Into the Night Plot Summary
In the initial moments of ‘Into the Night,’ a man named Terenzio rushes into an aircraft with a gun and then hijacks it. But soon, he establishes that he has no intention of hurting anyone on the plane. He points his gun at the pilot and asks him to fly West. Soon, he reveals that anyone who is coming in contact with the sun is dying and they must somehow stay in the darkness of the night to make sure that they don’t meet the same fate.
Although no one believes him at first, as soon as they reach their next pitstop, they realize that he was right. With death tailing them throughout, the pilot and the passengers of the plane embark on a dangerous journey to the West to avoid coming in contact with daylight. But along the way, these tough times either bring out the best or the worst in the passengers and their battle for survival turns out to be a lot more perilous and nuanced than they had initially anticipated.
Into the Night Review
In some ways, the first act of ‘Into the Night’ alludes to Noah’s Ark, where a “Genesis event” is pushing the world towards its end and the aircraft serves as an Ark for the last surviving few. Barring the last few, all the episodes the series adopt a very redundant narrative structure where each episode begins with a character flashback. This character then drives the overarching narrative of the episode and his/her backstory comes in tandem with what’s truly going on. However, despite this, almost none of the characters seem fleshed out to their utmost potential and that’s probably because of the vast cast of characters that are involved in the series.
Even so, what makes up for this lack of individual character development is the show’s representation of the dynamics between them. Throughout the show’s runtime, the characters go through a well-thought-out cathartic process before they establish a form of normalcy on how they can work through these tough times. There are also moments in the show that accurately depicts how leadership in their group is established through an intense process of storming, which later helps them realize their respective roles.
When it comes to the sci-fi elements of the series, it never really tries to delve too deep into its intricacies and barely involves any scientific or technological gobbledegook.
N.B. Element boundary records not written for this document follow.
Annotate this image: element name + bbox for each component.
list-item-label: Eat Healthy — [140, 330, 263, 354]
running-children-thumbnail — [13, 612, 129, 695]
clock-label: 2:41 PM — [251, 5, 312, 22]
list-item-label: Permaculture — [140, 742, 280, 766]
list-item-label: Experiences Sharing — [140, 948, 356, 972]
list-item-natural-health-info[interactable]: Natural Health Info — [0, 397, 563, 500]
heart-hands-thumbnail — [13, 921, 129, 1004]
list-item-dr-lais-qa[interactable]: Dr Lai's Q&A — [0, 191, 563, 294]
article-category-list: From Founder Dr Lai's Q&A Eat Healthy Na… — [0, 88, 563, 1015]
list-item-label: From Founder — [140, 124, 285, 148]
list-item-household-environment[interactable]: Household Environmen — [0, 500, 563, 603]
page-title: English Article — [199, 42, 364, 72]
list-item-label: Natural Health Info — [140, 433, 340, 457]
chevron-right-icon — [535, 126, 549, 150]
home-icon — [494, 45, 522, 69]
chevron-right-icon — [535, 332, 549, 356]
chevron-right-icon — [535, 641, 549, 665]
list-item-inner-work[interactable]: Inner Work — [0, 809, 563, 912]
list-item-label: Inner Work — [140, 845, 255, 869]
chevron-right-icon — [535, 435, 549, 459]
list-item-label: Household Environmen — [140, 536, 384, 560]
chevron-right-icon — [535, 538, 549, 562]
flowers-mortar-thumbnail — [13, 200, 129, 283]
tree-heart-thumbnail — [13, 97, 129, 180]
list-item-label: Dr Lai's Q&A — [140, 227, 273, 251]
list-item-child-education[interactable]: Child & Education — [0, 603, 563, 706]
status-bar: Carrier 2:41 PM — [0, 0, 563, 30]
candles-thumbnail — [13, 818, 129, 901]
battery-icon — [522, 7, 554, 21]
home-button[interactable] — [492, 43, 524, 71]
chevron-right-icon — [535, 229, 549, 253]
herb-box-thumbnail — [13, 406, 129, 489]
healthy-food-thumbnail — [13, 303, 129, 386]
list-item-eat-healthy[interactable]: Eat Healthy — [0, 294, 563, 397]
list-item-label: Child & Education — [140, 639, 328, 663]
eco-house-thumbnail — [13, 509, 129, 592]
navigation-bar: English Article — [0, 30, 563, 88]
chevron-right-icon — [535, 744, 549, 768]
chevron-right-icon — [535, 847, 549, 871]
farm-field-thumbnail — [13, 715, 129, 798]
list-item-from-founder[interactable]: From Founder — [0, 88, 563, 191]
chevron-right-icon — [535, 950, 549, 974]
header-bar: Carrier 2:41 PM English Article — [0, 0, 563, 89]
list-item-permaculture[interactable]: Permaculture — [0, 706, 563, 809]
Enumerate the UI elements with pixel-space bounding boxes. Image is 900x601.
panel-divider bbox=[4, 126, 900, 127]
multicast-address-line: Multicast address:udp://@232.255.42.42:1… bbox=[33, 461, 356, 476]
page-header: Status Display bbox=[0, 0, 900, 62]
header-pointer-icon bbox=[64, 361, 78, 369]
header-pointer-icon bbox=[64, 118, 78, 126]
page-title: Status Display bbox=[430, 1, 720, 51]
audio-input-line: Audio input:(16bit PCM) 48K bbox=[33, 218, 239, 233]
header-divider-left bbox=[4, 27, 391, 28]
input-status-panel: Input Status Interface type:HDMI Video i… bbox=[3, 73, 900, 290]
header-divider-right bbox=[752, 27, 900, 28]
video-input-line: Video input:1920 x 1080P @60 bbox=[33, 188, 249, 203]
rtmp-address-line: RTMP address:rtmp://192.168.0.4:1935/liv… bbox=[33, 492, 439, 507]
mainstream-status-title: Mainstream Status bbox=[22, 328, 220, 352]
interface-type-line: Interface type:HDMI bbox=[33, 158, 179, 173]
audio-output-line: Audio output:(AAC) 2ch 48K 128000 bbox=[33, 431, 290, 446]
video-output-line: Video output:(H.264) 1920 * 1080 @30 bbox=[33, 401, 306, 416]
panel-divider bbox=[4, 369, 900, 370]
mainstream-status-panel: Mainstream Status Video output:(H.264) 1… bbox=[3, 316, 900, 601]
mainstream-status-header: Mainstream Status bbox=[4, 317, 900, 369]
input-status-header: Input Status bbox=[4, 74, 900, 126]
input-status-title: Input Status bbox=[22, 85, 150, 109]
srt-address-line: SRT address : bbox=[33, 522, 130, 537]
In fact, its sci-fi elements take a backseat somewhere in the middle and only resurface near the end. This approach works really well with its overall quick-paced and intense storyline that primarily highlights the inner linings of its characters and not the implications of the solar disaster on the rest of the world. Not to mention, it also has this underbelly of social commentary which slightly touches upon themes of justice, remorse, repentance, and religion.
Overall, if not anything else, ‘Into the Night’ is quite an enthralling ride while you’re watching it. It’s not nuanced enough to stay with you once you’re done watching, neither is it intriguing enough for a rewatch. But if you’re looking for something in the sci-fi genre that brings you a fresh concept and a delicious platter of humanity implicit in extreme sorrow, you should certainly check it out.